Le Béranger des odes, le Béranger philosophique se réservait pour les derniers chants.
XX
La finesse de style est le second caractère distinctif de ces compositions; Béranger écrit pour le peuple avec une plume de diplomate et avec une délicatesse de courtisan. L'allusion transparente, la double entente malicieuse, le sous-entendu furtif suspendu sur ses lèvres, le demi-mot plus incisif que le gros mot, le sens qui s'arrête pour que la malignité l'achève; l'injure qui ne dit pas tout pour que le peuple, en la complétant lui-même, devienne, pour ainsi dire, le complice intelligent du chansonnier, voilà les figures ordinaires du style de Béranger.
Chacune de ses chansons prenait ainsi la physionomie de son visage: le front candide, les yeux clignés, la bouche équivoque, les joues joviales, le regard narquois, le demi-sourire, le doigt sur les lèvres! Sa figure était sa chanson, sa chanson était sa figure. La vérité même ne devient française qu'à la condition d'avoir le sourire sur la bouche.
Cette finesse de style me fit douter longtemps que le peuple fût assez raffiné pour le comprendre; mais la passion est un grand déchiffreur de sphinx.
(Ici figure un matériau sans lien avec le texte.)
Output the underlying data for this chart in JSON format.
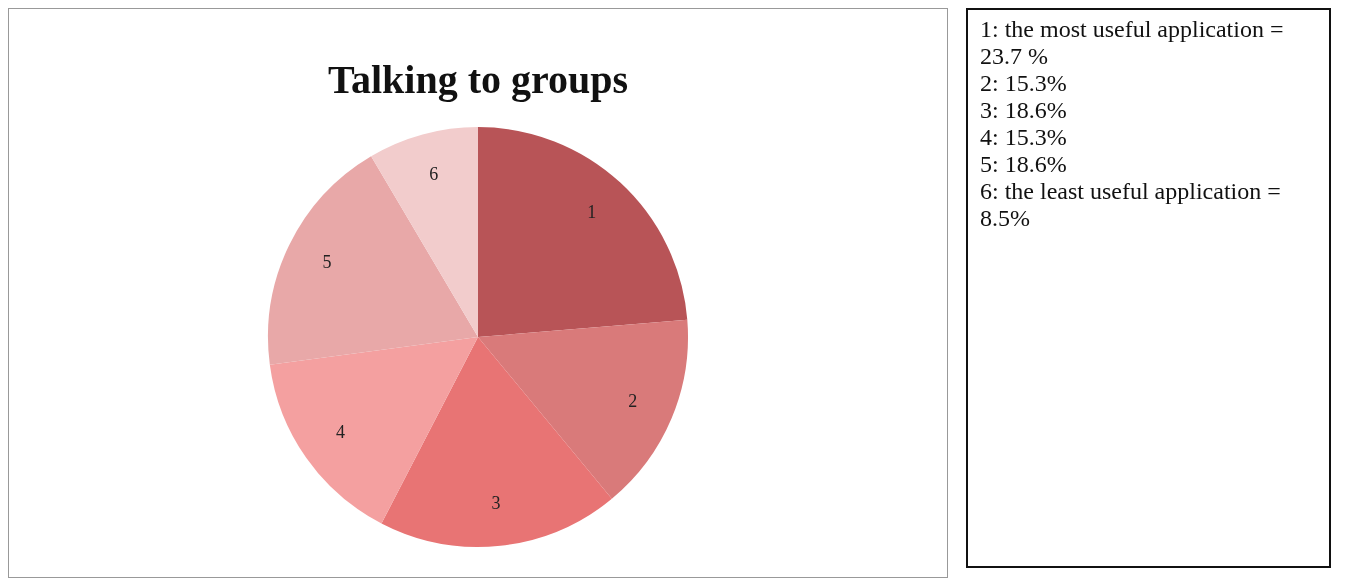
{
  "chart_data": [
    {
      "type": "pie",
      "title": "Talking to groups",
      "categories": [
        "1",
        "2",
        "3",
        "4",
        "5",
        "6"
      ],
      "values": [
        23.7,
        15.3,
        18.6,
        15.3,
        18.6,
        8.5
      ],
      "colors": [
        "#b85457",
        "#d97a7a",
        "#e87474",
        "#f4a0a0",
        "#e8a8a8",
        "#f2cccc"
      ],
      "legend": false
    },
    {
      "type": "other",
      "annotations": [
        "1: the most useful application = 23.7 %",
        "2: 15.3%",
        "3: 18.6%",
        "4: 15.3%",
        "5: 18.6%",
        "6: the least useful application = 8.5%"
      ]
    }
  ]
}
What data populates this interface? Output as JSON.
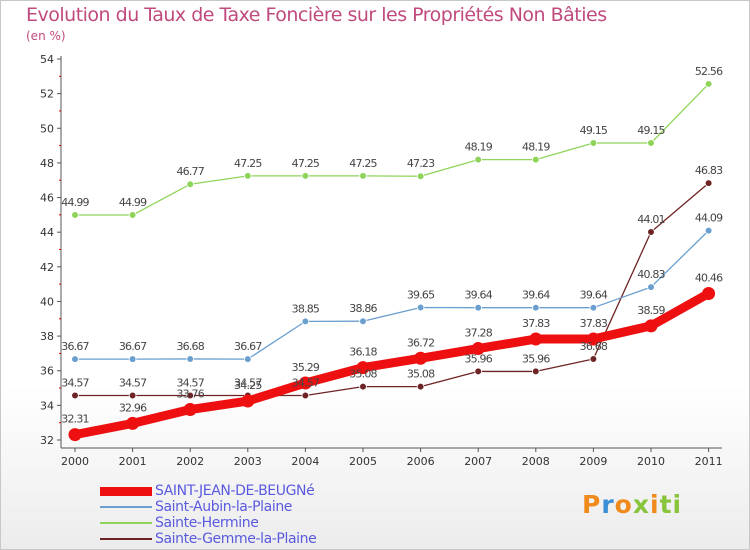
{
  "title": "Evolution du Taux de Taxe Foncière sur les Propriétés Non Bâties",
  "subtitle": "(en %)",
  "logo_text": "Proxiti",
  "chart_data": {
    "type": "line",
    "x": [
      "2000",
      "2001",
      "2002",
      "2003",
      "2004",
      "2005",
      "2006",
      "2007",
      "2008",
      "2009",
      "2010",
      "2011"
    ],
    "ylim": [
      32,
      54
    ],
    "yticks": [
      "32",
      "34",
      "36",
      "38",
      "40",
      "42",
      "44",
      "46",
      "48",
      "50",
      "52",
      "54"
    ],
    "grid": false,
    "legend_position": "bottom-left",
    "series": [
      {
        "name": "SAINT-JEAN-DE-BEUGNé",
        "color": "#ee1010",
        "values": [
          32.31,
          32.96,
          33.76,
          34.25,
          35.29,
          36.18,
          36.72,
          37.28,
          37.83,
          37.83,
          38.59,
          40.46
        ],
        "labels": [
          "32.31",
          "32.96",
          "33.76",
          "34.25",
          "35.29",
          "36.18",
          "36.72",
          "37.28",
          "37.83",
          "37.83",
          "38.59",
          "40.46"
        ]
      },
      {
        "name": "Saint-Aubin-la-Plaine",
        "color": "#6a9fcf",
        "values": [
          36.67,
          36.67,
          36.68,
          36.67,
          38.85,
          38.86,
          39.65,
          39.64,
          39.64,
          39.64,
          40.83,
          44.09
        ],
        "labels": [
          "36.67",
          "36.67",
          "36.68",
          "36.67",
          "38.85",
          "38.86",
          "39.65",
          "39.64",
          "39.64",
          "39.64",
          "40.83",
          "44.09"
        ]
      },
      {
        "name": "Sainte-Hermine",
        "color": "#8fd45a",
        "values": [
          44.99,
          44.99,
          46.77,
          47.25,
          47.25,
          47.25,
          47.23,
          48.19,
          48.19,
          49.15,
          49.15,
          52.56
        ],
        "labels": [
          "44.99",
          "44.99",
          "46.77",
          "47.25",
          "47.25",
          "47.25",
          "47.23",
          "48.19",
          "48.19",
          "49.15",
          "49.15",
          "52.56"
        ]
      },
      {
        "name": "Sainte-Gemme-la-Plaine",
        "color": "#6e2424",
        "values": [
          34.57,
          34.57,
          34.57,
          34.57,
          34.57,
          35.08,
          35.08,
          35.96,
          35.96,
          36.68,
          44.01,
          46.83
        ],
        "labels": [
          "34.57",
          "34.57",
          "34.57",
          "34.57",
          "34.57",
          "35.08",
          "35.08",
          "35.96",
          "35.96",
          "36.68",
          "44.01",
          "46.83"
        ]
      }
    ]
  }
}
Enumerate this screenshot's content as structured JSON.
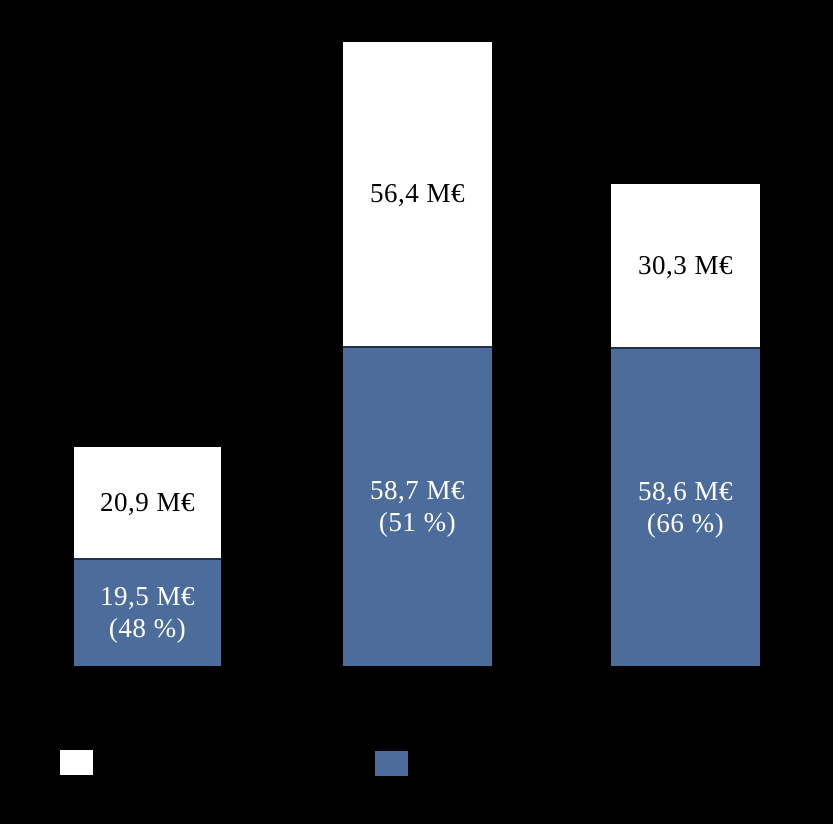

La passion du peuple était si acerbe, à cette époque, contre les Bourbons, contre la noblesse, contre le clergé surtout, que cette passion aidait le cabaret et la caserne à comprendre les finesses trop littéraires de ce style; même quand il ne les comprenait pas, le peuple y entendait malice de confiance. Il applaudissait jusqu'à ces obscurités. Il y avait une telle entente préétablie entre la multitude et son chansonnier qu'un seul geste de Béranger aurait été aussi communicatif qu'une de ses chansons, et que la France aurait ri ou frémi avec lui sur un signe du télégraphe!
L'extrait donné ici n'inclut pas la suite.